Note that this one is already flexible enough to support different types of RNNs, different number of layers, and whether the RNN layer is bidirectional or not. The method can be much simple if you don’t need this.

Assuming that you call forward() with a parameter inputs that contains the current batch with a shape (batch_size, ...). You can call self.init_hidden(inputs[0]) as first statement in your forward() method – or before the forward() method in the loop that iterates over the batches.

That should fix your problem.

(Anjandeep Sahni) #3

Thanks, this helps. I actually also want to learn the initial hidden state sent to the LSTM by wrapping self.hidden in nn.Parameter. In that case, I don’t think it would be right to reinit with zeros each time, right?

If then I initialized self.hidden to

self.hidden = nn.Parameter(torch.zeros(self.num_layers * self.directions_count, batch_size, self.rnn_hidden_dim))

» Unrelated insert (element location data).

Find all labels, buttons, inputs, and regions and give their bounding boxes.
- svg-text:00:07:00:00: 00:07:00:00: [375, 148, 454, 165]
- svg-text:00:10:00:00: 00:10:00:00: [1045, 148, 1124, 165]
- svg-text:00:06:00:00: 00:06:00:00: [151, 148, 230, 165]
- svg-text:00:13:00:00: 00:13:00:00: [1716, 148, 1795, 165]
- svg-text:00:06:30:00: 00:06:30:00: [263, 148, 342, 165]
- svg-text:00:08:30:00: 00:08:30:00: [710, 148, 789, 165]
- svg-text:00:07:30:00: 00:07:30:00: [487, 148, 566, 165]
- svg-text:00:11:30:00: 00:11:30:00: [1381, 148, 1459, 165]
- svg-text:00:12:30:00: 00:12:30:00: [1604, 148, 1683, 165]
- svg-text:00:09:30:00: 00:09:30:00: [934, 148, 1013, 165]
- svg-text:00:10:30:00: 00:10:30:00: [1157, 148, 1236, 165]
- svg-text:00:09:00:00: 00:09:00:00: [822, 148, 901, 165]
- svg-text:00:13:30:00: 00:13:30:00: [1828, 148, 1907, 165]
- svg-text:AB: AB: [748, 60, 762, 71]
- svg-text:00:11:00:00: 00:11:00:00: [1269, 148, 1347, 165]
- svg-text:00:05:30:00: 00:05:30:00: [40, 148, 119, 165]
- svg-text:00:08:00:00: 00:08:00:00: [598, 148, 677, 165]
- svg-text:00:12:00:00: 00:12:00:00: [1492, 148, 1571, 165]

and then did backprop for current batch, how do I feed this same hidden state to the LSTM during next batch?

(Chris) #4

You can re-init the hidden state with 0s each time; it’s a common practice. For learning a (maybe) better initial hidden state, you can have a look at this earlier post.

(Anjandeep Sahni) #5

Thanks a lot. That post was quite helpful.